"I didn't choose painting," Grace Hartigan once told an interviewer, "It chose me. I didn't have any talent. I just had genius."
I came to Grace Hartigan through her association with the poet Frank O'Hara. As a grad student in creative writing living in New York I became interested in O'Hara and his work. I learned about his deep friendship with the abstract expressionist painter Grace Hartigan, who died a few weeks ago in Maryland. Both synthesized high art and popular culture in their works and both could find inspiration in the everyday. Both Hartigan and O'Hara were integral to New York's vivid art scene that flourished (mostly) downtown following World War II.
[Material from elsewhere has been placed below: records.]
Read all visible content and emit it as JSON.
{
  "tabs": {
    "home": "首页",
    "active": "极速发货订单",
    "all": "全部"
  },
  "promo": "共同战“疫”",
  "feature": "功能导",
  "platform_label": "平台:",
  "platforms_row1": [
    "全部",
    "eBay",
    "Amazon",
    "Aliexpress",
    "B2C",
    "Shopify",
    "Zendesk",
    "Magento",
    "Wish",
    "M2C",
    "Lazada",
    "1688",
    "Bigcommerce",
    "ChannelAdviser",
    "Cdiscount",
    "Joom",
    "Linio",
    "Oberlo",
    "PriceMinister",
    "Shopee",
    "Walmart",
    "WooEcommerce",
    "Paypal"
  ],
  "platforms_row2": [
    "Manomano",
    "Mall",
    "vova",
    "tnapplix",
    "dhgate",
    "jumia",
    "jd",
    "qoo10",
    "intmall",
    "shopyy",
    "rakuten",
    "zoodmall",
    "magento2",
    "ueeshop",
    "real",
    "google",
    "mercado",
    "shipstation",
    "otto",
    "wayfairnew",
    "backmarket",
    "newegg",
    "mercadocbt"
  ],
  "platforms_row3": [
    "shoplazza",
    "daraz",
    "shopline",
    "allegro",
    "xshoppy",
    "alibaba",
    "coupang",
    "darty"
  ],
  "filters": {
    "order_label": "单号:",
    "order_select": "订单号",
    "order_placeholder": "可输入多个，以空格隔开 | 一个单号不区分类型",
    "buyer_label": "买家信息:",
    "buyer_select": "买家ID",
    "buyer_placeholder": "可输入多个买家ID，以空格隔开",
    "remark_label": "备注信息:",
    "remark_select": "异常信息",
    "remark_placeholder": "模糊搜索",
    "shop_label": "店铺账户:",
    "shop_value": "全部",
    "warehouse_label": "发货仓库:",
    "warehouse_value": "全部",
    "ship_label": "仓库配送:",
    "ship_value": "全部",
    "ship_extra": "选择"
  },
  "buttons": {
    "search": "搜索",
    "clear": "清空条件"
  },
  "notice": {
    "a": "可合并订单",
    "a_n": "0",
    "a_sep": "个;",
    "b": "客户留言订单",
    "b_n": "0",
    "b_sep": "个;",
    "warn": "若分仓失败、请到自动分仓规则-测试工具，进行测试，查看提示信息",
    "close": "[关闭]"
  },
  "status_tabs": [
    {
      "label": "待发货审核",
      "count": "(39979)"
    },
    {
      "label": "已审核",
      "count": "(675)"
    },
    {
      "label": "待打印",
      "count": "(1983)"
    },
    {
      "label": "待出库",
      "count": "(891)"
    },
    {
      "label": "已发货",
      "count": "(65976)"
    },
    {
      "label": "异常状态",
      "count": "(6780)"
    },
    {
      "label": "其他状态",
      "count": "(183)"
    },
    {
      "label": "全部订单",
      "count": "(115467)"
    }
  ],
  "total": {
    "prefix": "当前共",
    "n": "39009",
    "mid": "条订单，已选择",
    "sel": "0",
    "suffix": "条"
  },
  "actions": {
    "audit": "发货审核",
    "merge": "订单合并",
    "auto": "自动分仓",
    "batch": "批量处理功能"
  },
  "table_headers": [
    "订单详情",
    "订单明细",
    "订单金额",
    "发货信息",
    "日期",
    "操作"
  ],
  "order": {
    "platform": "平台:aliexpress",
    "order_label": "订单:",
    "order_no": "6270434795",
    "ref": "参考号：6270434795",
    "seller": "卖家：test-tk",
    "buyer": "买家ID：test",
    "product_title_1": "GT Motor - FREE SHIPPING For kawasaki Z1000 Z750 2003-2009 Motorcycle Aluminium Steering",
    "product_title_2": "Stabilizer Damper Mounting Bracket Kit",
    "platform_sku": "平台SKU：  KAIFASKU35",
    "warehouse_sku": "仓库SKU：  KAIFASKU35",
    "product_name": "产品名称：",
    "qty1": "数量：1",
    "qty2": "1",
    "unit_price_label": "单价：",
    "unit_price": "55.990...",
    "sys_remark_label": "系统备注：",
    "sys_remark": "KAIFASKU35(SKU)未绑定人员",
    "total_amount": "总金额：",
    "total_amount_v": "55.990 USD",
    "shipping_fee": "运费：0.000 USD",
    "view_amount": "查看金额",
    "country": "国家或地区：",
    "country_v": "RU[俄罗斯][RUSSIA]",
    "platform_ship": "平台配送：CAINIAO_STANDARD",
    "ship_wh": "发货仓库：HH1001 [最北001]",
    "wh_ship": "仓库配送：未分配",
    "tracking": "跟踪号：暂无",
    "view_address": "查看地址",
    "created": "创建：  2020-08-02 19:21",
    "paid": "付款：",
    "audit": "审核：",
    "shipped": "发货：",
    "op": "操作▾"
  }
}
In fact, the words on O'Hara's gravestone pay homage to his great friend; "Grace/to be born and live as variously as possible." In those two lines O'Hara intertwined his own self and that of Hartigan. To live variously would be to experience as widely as possible what wells up in existence. To express it in one's art is what O'Hara and Hartigan did. There is the miracle of the everyday minor experience that is articulated and crystalized in O'Hara (one of his poems is called Having a Coke With You). He and Hartigan were unafraid to admit the variety in life. I believe that's him in the right side of the painting, about to walk through the dizzying cityscape that was, and still is, Manhattan.
Hartigan, a protean figure on the art scene, was viewed as a forerunner of Pop Art in her integration of everyday images in the midst of her abstract expressionism. At first, she started showing her work under the name "George Hartigan." She would say it was out of her respect for writer Georges Sand. She thought that being presented as a man who make people take her work more seriously. Thanks to Hartigan and others, that is no longer a problem.